Day 12, and getting better all the time. The numbness of my toes has changed over to just my right foot and now most of the bottom of my foot is numb, but no numbness of my left foot, or my hands(keeping my fingers crossed which only makes two of them numb :) ) Although I have not spoken to my doc about this a few friends who had it were told to take L Glutamine and B6 for it, so I have a B complex vitamen and am looking for L Glutamine?
My bloodwork this time, everything was low. Usually the WBC is high or above normal at this point, but it is now low normal. The hemoglobin which is the part that delivers oxygen to the tissue, is 9.9 (12 being normal), which is probably why I look so pale.
Everyone who sees me tells me how great I look, and I always think "don't you think I look pale?". The other night someone told me how great I looked and she said, "you must hate it when people tell you how great you look when you are feeling lousy". I said no, that I actually just figure that they are all lying. I guess when people say you look great, what they really mean is you look a lot better than one would expect someone to look like on chemo. Irrregardless of what a lovely round shaped head I have, I do not think that I look great bald. I have been told countless times what a great head I have. I think it is just one of those things that falls under the category of 'things to say to a bald lady'.
The platelets are also quite low, lower than they have been thus far in chemo (platelets being the ones that are involved in blood clotting), so for now I will let Ken cut the vegetables.

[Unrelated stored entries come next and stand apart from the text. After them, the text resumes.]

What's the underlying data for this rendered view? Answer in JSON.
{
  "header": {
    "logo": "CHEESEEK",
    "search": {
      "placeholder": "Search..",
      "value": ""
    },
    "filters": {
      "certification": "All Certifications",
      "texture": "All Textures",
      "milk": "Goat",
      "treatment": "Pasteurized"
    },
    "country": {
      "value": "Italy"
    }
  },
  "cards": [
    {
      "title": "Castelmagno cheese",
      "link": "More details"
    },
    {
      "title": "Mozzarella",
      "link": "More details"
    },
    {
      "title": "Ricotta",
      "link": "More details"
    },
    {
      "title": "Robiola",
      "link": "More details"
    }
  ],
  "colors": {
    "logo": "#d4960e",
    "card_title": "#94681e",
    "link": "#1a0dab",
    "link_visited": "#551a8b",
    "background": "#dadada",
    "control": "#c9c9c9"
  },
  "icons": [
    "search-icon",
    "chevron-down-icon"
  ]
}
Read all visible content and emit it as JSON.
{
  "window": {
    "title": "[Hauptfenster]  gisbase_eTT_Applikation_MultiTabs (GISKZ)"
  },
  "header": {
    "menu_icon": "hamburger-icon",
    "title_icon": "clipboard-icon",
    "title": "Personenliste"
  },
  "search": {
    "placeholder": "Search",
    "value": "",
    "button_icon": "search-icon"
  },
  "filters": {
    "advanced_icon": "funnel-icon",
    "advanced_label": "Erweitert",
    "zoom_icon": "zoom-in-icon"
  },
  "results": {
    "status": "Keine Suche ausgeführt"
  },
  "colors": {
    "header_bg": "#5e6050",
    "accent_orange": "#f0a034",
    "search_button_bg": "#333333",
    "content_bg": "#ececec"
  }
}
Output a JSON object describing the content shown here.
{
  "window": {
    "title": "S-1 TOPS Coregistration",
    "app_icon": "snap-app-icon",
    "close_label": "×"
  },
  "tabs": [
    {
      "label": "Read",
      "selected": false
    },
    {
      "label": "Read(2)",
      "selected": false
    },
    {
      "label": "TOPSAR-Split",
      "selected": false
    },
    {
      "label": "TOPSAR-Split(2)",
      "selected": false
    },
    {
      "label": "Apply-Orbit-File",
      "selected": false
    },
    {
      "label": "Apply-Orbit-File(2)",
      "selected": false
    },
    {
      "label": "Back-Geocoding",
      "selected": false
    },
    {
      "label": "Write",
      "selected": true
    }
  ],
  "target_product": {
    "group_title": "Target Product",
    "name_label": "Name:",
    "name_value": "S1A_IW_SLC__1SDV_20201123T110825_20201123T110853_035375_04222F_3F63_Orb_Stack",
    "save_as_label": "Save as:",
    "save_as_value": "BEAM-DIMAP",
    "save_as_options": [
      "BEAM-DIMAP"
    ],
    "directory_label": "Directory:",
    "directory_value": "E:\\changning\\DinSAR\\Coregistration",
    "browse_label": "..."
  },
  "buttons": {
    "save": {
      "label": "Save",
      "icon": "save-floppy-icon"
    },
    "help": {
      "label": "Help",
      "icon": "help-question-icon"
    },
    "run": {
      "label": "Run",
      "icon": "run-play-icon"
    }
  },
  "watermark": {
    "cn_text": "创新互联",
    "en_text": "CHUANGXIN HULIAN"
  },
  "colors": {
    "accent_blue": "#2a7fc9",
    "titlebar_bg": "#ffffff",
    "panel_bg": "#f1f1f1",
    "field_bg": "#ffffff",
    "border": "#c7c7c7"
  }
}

I am going for a CT scan of the chest abdomen and pelvis on Wednesday. This is an end of therapy "make sure that there are no metastasis" scan. It will be with oral and IV contrast. What this means is that I start drinking a barium sulfate suspension the night before (otherwise known as berry smoothie readi cat 2 ) which will outline the entire gastro intestinal tract. A ct scan does not show much without contrast in the GI tract. The IV contrast outlines the vessels and the vascular organs. These are done at (?I think) 3 month intervals for the first while and then 6 month.
It is not certain if doing these is of any value, because with endometrial cancer, most recurrences are symptomatic. The goal is always to pick up recurrences before they are symptomatic because usually you stand a better chance of treating them.
The hard part about all of this, is that you tend to "look" for symptoms and whilst on chemo and radiation you have SO many "symptoms, you are always asking yourself, is this the chemo, or could this be a metastasis? So the good part about getting further and further away from chemo, you have less symptoms and those I have right now, I know to expect from chemo. I am fully expecting a normal ct scan on Wednesday.
I wanted to point out here to anyone going through this OR anyone who knows someone who is going through this, to keep a diary. I know this seems nuts, but right now and many times I wished I had. I have used this blog as a bit of a diary, but not to the same extent someone who was just writing to themselves would do. The reason for this is to know more about what to expect and when to expect it. I am always going back to check how I was feeling on Day 6, or what day did the bowels start to work and what day did the blood work change etc etc. On chemo you are FOREVER saying to yourself "I wonder if THIS is normal" even sometimes when you have had the same thing before. I wonder if it normally lasts this long......etc etc.
You can always burn it at the end, or put it away somewhere in case you ever want to help someone else with the question "I wonder if this is normal"
Several people who read this have suggested I make this blog into a book, but I wonder sometimes if I could go back and read it. It is a whole journey I am not anxious to make again soon, even in literature.